The NYTimes Magazine has a just-read piece today on Cleveland's unenviable status as one of America's bellwether hubs for the foreclosure crisis making its way around the nation. While the Richmond region has managed to dodge the bullet so far -- banks in the area had about 350 homes for sale in March, Richmond BizSense reports; and the number of foreclosures in the Richmond market dipped slightly in February -- most analysts expect the numbers to climb regionally as we move into 2009.
One lesson worth taking away from Cleveland doesn't seem to be on the Richmond region's political radar -- to stem the tide at any cost. The consequences of having 10,000 abandoned homes in an urban market is nothing short of disatrous.
In the ensuing years, the city’s real estate was transformed into an Alice-in-Wonderland-like landscape. Local officials began keeping track of foreclosed homes by placing red dots on large wall maps. Some corners of the map, like Slavic Village, are now so packed with red dots they look like puddles of blood. The first question outsiders now ask is, Where has everyone gone? The homeless numbers have not increased much over the past couple of years, and it appears that most of the people who lost their homes have moved in with relatives, found a rental or moved out of the city altogether. The county has lost nearly 100,000 people over the past seven years, the largest exodus in recent memory outside of New Orleans.

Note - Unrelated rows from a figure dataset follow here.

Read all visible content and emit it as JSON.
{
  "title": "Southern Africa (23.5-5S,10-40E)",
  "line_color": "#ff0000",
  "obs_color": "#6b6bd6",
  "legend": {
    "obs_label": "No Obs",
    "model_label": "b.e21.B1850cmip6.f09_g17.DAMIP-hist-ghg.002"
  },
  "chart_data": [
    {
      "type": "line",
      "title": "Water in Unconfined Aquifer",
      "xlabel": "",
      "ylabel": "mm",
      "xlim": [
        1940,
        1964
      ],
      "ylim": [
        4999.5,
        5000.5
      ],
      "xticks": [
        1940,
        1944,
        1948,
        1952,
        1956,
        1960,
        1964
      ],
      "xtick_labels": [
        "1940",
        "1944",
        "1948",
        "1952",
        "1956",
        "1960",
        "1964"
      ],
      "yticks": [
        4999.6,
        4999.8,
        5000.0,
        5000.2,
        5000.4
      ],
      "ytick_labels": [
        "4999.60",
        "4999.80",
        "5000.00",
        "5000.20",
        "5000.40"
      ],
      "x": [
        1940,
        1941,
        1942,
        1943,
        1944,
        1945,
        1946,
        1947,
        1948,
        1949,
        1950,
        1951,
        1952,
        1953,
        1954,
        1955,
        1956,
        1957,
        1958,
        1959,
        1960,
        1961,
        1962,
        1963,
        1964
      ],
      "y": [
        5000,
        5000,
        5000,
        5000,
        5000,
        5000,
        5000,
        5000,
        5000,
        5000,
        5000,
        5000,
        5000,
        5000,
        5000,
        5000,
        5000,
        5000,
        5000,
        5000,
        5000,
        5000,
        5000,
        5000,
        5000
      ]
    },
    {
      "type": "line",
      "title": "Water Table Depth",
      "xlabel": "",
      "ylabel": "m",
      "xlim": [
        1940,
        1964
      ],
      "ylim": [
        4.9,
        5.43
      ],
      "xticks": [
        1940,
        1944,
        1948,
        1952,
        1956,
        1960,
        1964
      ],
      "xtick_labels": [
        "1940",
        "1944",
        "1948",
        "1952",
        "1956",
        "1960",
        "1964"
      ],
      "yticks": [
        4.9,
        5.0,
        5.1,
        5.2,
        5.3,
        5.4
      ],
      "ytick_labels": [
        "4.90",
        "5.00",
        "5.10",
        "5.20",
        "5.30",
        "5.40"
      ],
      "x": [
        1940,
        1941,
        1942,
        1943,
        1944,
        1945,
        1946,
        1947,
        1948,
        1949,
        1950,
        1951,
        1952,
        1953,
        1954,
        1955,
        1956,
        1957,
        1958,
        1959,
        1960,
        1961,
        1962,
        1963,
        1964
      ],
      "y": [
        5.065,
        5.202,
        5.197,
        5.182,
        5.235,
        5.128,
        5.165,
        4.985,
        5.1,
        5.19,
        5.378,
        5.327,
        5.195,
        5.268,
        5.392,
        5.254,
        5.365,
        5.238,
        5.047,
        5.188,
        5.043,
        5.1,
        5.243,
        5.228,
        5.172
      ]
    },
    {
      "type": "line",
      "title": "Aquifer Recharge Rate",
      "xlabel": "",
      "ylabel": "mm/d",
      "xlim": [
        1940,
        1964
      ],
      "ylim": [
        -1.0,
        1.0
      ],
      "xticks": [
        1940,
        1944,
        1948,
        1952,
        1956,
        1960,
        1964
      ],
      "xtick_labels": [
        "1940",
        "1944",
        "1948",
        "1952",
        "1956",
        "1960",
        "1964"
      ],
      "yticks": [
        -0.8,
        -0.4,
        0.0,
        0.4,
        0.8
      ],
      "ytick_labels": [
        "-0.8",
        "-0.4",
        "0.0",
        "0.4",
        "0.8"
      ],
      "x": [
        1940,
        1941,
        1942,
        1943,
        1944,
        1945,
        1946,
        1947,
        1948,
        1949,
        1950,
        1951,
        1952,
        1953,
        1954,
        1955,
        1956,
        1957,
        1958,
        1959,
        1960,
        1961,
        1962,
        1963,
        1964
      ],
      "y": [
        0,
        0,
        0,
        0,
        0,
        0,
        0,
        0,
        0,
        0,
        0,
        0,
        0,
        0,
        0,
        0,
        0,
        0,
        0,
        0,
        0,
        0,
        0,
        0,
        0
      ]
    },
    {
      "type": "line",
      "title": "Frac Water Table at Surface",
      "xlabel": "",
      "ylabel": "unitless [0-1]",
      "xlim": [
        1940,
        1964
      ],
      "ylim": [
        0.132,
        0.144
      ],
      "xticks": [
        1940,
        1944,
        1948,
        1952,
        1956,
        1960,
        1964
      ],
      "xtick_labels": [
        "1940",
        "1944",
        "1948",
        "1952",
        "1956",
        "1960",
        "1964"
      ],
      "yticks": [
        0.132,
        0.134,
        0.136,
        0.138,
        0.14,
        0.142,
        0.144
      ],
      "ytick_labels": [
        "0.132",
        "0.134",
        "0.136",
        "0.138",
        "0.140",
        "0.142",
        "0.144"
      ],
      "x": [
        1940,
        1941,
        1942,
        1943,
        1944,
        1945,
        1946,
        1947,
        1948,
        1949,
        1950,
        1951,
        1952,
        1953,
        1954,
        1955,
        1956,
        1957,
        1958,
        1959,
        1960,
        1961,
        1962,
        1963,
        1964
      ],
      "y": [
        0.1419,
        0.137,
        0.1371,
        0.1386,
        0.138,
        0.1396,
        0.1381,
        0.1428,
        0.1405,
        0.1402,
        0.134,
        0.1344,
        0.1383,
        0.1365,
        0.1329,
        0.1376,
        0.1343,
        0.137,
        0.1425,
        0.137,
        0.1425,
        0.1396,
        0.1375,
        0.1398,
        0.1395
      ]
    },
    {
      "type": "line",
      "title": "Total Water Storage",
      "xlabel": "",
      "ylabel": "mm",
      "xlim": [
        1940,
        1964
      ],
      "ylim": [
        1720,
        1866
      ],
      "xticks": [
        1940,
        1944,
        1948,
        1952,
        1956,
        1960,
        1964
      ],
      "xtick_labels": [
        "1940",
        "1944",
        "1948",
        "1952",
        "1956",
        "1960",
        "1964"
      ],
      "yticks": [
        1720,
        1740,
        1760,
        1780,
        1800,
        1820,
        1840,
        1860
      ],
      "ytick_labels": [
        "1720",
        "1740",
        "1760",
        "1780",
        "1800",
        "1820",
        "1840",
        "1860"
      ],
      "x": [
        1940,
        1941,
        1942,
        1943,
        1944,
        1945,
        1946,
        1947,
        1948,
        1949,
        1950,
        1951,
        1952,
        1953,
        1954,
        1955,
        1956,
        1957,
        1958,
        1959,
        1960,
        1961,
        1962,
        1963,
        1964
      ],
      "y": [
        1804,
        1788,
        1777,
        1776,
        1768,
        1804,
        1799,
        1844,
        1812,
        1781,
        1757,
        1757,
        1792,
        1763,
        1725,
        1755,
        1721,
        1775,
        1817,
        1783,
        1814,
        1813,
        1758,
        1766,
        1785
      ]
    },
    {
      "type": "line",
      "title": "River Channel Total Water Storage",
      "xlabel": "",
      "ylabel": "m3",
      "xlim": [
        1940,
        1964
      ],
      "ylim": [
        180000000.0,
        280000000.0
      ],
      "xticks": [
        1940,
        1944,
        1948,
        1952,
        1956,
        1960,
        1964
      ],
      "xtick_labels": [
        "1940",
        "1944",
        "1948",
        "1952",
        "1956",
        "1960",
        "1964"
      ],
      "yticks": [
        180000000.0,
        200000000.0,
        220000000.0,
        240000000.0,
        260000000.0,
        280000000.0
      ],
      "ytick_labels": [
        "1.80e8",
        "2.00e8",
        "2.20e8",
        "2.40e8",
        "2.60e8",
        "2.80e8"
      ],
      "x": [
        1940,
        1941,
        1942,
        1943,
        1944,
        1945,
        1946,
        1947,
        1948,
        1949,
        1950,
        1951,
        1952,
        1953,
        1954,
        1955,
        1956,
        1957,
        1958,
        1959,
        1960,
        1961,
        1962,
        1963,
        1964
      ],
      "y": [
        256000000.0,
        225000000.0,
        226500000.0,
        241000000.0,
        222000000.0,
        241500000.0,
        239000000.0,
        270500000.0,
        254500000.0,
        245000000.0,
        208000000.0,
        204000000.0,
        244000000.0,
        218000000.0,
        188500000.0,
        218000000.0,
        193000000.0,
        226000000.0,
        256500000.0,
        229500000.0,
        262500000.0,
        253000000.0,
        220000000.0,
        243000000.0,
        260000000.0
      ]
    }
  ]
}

Banks are now selling properties at such low prices — many below what they sold for in the 1920s — you have to wonder why they bother to foreclose at all. (The F.D.I.C. estimates that each foreclosure costs a bank on average $50,000, more than if they were to do a loan modification.)
The article goes on to describe the impact that a mountain of foreclosures has had on Cleveland's population, its court system and the fabric of its very community. Cleveland's foreclosure crisis started several years ahead of the rest of the country, and it happened in a market that didn't boom as insanely as many other urban markets.
Most of the foreclosed homes are abandoned, and gutted. Many house squatters. The banks refuse to secure or repair them -- or even sell them to the city. The cost to tear down a gutted, vacant house is $8,000 on average -- it would cost $80 million for Cleveland to reclaim its housing market.
And let's not get started on the new bubble building in Cleveland -- a bubble likely to be replicated elsewhere:
At this auction, Brancatelli was introduced to the Tomasis. They are both in their 40s. Before investing in real estate, Sheila Tomasi owned a small chain of clothing stores and Eric Tomasi was a mortgage broker and before that managed a chain of sporting-goods stores. Brancatelli found them surprisingly open, unlike some of the other wholesalers — or “bottom feeders” as some derisively refer to them — who wouldn’t return his phone calls or e-mail queries. He invited the couple to a gathering of local housing activists, and they laid out their business plan. Brancatelli was curious to find out how anyone was making money in a market where houses were selling for a few thousand dollars on eBay.
The Tomasis said that they owned about 200 houses in Cleveland. (They purchased 2,000 homes last year, in 22 states.) They explained that they, unlike most other wholesalers, provide each buyer with the mechanicals — pipes, a boiler, a furnace, all the basic materials that had been stripped — that the purchaser would then be responsible for installing. Brancatelli derived some comfort from this description. From his background with a nonprofit housing group, he knew the theory that people who put sweat equity into a house will be more committed to its upkeep and to making the mortgage payments. The financing the Tomasis laid out, though, made Brancatelli squirm. The purchaser would pay $500 down and then make monthly payments of no more than $450, which was below local rental prices. But the interest rate was 10 or 11 percent. What most concerned Brancatelli was that the Tomasis eventually hope to package the mortgages and sell them to investors.
“It’s Groundhog Day all over again,” Brancatelli remembers thinking to himself. “Intuitively, it doesn’t make any sense that a person from California would be buying hundreds of distressed properties in a place that’s in a downward spiral. It has nothing but the makings of someone coming to pillage our neighborhood.” But did that mean he shouldn’t work with the Tomasis? If he considered them the enemy, he wondered, where would that get him? Eric Tomasi assured Brancatelli and the others that they had a shared interest. “I want to put people in homes,” he said. “And you want to get homes occupied.”
Pianka says Brancatelli faces a difficult choice: work with the Tomasis to make sure their properties are maintained and then sold to people who make the payments, or contest the Tomasis’ efforts and lose any oversight.
What's the plan for the Richmond region to avoid Cleveland's fate as the economic crisis continues to push its way unabated through the local economy?